今日はどんな模様だなと、例の築山の芝生(しばふ)の上に顎(あご)を押しつけて前面を見渡すと十五畳の客間を弥生(やよい)の春に明け放って、中には金田夫婦と一人の来客との御話(おはなし)最中(さいちゅう)である。生憎(あいにく)鼻子夫人の鼻がこっちを向いて池越しに吾輩の額の上を正面から睨(にら)め付けている。鼻に睨まれたのは生れて今日が始めてである。金田君は幸い横顔を向けて客と相対しているから例の平坦な部分は半分かくれて見えぬが、その代り鼻の在所(ありか)が判然しない。ただ胡麻塩(ごましお)色の口髯(くちひげ)が好い加減な所から乱雑に茂生(もせい)しているので、あの上に孔(あな)が二つあるはずだと結論だけは苦もなく出来る。春風(はるかぜ)もああ云う滑(なめら)かな顔ばかり吹いていたら定めて楽(らく)だろうと、ついでながら想像を逞(たくま)しゅうして見た。御客さんは三人の中(うち)で一番普通な容貌(ようぼう)を有している。ただし普通なだけに、これぞと取り立てて紹介するに足るような雑作(ぞうさく)は一つもない。普通と云うと結構なようだが、普通の極(きょく)平凡の堂に上(のぼ)り、庸俗の室に入(い)ったのはむしろ憫然(びんぜん)の至りだ。かかる無意味な面構(つらがまえ)を有すべき宿命を帯びて明治の昭代(しょうだい)に生れて来たのは誰だろう。例のごとく椽の下まで行ってその談話を承わらなくては分らぬ。

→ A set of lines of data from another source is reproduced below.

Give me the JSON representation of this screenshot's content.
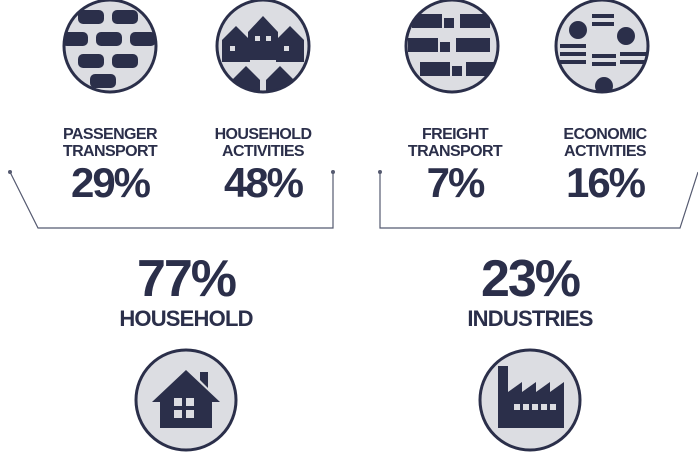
{
  "items": [
    {
      "line1": "PASSENGER",
      "line2": "TRANSPORT",
      "value": "29%"
    },
    {
      "line1": "HOUSEHOLD",
      "line2": "ACTIVITIES",
      "value": "48%"
    },
    {
      "line1": "FREIGHT",
      "line2": "TRANSPORT",
      "value": "7%"
    },
    {
      "line1": "ECONOMIC",
      "line2": "ACTIVITIES",
      "value": "16%"
    }
  ],
  "groups": [
    {
      "value": "77%",
      "label": "HOUSEHOLD"
    },
    {
      "value": "23%",
      "label": "INDUSTRIES"
    }
  ]
}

「……それで妻(さい)がわざわざあの男の所まで出掛けて行って容子(ようす)を聞いたんだがね……」と金田君は例のごとく横風(おうふう)な言葉使である。横風ではあるが毫(ごう)も峻嶮(しゅんけん)なところがない。言語も彼の顔面のごとく平板尨大(へいばんぼうだい)である。

「なるほどあの男が水島さんを教えた事がございますので――なるほど、よい御思い付きで――なるほど」となるほどずくめのは御客さんである。

「ところが何だか要領を得んので」

「ええ苦沙弥(くしゃみ)じゃ要領を得ない訳(わけ)で――あの男は私がいっしょに下宿をしている時分から実に煮(に)え切らない――そりゃ御困りでございましたろう」と御客さんは鼻子夫人の方を向く。

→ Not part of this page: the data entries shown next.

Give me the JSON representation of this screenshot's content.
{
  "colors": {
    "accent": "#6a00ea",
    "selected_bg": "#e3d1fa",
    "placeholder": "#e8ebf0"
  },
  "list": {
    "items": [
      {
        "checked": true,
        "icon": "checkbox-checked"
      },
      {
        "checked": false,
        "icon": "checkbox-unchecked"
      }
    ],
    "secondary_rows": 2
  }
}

「困るの、困らないのってあなた、私(わた)しゃこの年になるまで人のうちへ行って、あんな不取扱(ふとりあつかい)を受けた事はありゃしません」と鼻子は例によって鼻嵐を吹く。

「何か無礼な事でも申しましたか、昔(むか)しから頑固(がんこ)な性分で――何しろ十年一日のごとくリードル専門の教師をしているのでも大体御分りになりましょう」と御客さんは体(てい)よく調子を合せている。

「いや御話しにもならんくらいで、妻(さい)が何か聞くとまるで剣もほろろの挨拶だそうで……」

「それは怪(け)しからん訳で――一体少し学問をしているととかく慢心が萌(きざ)すもので、その上貧乏をすると負け惜しみが出ますから――いえ世の中には随分無法な奴がおりますよ。自分の働きのないのにゃ気が付かないで、無暗(むやみ)に財産のあるものに喰って掛るなんてえのが――まるで彼等の財産でも捲(ま)き上げたような気分ですから驚きますよ、あははは」と御客さんは大恐悦の体(てい)である。